When the chicks have a problem they will let you know.  They start to chirp and squeak.  Sometimes this means they need water, or food.  Sometimes it also means they are playing football with a nail, yeah they do that…  Run from one side of the chicken tractor to the other with the nail or bugs while being chased by the rest of the flock.

Big Chicken TractorChicken Tractors

The other day we heard them squawking and Cassie looked out the door to see what they might be up to.  She says “Uht oh BK, some of the chicks are loose!”.  They had apparently snuck out thru the bottom of the chicken tractor that was laying on some uneven surface. We had made one and then a larger “chicken tractor” because they had quickly outgrown the bathtub and a chicken tractor never has to be cleaned…only moved. Anyhow, we were able to catch 2 of the 3 fairly easy but there was a small leghorn that simply didn’t want to be caught and she is, as we found out, much faster than we are.  Plus she can slip thru a chain link fence with ease and taunt us.

We spent quite a bit of time chasing her before we came to the realization that it just  wasn’t going to work.  She has some talents we simply don’t.  Speed.

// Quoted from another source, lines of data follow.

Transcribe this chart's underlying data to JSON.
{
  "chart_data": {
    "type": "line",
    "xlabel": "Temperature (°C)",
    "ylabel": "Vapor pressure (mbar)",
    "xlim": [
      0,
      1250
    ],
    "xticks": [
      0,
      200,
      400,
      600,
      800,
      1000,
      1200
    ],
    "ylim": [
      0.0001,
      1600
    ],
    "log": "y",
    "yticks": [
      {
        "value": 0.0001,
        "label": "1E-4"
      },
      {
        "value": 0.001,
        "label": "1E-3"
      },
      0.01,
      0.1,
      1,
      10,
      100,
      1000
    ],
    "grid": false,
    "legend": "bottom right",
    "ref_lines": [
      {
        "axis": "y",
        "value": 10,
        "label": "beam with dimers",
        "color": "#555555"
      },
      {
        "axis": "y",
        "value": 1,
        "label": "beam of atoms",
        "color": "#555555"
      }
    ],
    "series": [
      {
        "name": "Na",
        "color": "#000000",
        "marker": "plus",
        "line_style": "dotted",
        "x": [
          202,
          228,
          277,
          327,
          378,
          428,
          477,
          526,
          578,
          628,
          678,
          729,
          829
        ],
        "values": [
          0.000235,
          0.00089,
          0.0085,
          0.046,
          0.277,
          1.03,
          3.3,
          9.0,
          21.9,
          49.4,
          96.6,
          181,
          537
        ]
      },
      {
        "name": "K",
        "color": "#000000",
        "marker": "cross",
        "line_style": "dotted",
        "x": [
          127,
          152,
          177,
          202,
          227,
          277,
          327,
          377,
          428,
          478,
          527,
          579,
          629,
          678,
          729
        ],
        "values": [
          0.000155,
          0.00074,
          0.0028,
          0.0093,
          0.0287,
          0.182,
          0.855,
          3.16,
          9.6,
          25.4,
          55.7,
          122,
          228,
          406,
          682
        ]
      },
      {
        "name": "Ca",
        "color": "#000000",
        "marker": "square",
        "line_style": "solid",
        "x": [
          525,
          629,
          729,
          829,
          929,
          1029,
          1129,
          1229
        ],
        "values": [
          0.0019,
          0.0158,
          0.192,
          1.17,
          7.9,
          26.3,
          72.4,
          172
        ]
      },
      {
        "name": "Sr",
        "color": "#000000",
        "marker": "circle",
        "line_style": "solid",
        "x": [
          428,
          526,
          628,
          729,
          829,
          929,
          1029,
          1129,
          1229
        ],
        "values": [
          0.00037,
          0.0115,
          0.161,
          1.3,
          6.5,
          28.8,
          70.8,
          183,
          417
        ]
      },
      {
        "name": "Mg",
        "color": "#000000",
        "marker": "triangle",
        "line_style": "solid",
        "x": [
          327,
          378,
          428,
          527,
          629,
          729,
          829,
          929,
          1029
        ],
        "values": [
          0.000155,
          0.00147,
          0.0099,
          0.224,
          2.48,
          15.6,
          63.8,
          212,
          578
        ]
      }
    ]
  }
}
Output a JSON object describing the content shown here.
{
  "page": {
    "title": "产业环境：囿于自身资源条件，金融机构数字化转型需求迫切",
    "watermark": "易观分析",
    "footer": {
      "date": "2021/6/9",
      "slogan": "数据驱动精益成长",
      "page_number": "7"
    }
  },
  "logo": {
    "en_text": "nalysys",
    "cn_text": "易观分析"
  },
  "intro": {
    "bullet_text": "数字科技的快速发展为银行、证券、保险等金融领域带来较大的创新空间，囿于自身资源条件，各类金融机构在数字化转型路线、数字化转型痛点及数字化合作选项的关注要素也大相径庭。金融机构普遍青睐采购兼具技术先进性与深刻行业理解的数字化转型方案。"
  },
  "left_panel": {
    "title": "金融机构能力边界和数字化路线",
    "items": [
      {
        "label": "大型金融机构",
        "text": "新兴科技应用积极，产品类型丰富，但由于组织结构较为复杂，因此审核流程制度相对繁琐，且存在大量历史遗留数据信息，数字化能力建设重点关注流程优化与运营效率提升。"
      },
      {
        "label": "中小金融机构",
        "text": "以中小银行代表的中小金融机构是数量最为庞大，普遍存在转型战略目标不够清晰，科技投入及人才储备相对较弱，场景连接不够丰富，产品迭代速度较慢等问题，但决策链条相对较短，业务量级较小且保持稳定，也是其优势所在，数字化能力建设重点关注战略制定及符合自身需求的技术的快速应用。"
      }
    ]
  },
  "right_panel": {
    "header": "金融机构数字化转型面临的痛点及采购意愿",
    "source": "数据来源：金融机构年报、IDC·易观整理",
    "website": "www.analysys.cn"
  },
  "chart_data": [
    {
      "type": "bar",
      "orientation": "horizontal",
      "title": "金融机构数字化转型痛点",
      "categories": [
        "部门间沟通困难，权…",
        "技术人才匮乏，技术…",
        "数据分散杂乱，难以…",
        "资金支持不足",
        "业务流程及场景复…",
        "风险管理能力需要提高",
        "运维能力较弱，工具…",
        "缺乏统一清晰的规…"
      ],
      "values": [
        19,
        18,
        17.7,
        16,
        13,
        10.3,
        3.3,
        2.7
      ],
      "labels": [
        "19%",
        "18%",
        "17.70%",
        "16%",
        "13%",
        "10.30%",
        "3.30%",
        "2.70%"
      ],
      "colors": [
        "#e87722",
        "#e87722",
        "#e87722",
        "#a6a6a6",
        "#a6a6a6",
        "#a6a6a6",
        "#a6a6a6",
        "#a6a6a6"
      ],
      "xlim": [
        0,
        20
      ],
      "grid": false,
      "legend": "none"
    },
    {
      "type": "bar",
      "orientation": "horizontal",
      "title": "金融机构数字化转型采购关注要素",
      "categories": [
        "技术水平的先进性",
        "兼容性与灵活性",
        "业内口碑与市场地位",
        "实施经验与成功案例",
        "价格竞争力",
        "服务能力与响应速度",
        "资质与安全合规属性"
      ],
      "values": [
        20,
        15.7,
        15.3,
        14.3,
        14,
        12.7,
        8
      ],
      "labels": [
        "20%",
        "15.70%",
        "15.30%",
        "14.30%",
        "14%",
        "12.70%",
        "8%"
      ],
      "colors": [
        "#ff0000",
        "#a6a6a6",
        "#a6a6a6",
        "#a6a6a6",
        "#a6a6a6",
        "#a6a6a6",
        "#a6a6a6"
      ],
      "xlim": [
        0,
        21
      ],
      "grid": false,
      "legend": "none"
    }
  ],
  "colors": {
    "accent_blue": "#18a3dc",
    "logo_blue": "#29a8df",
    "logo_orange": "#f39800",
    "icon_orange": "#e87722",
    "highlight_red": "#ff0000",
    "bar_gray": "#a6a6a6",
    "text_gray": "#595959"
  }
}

I had just about given up when I decided that we are humans and should be able to outsmart a baby chicken.  Right?!  So I devised a ‘cartoon trap’.

Chicken trap
Cartoon Trap

I put some bait under a box and held the box up with a stick attached to a string.  We tried food as bait, no dice.  We tried water, nope.  It came to our attention that the only thing she wanted was to be with the flock but she couldn’t find a way back in.  So I made a small cage out of wire and put another chick inside it so she could not escape.

Chick as bait

It worked perfectly!  In about 2 minutes she had walked over to see the other chick and was under the box.  Trapped!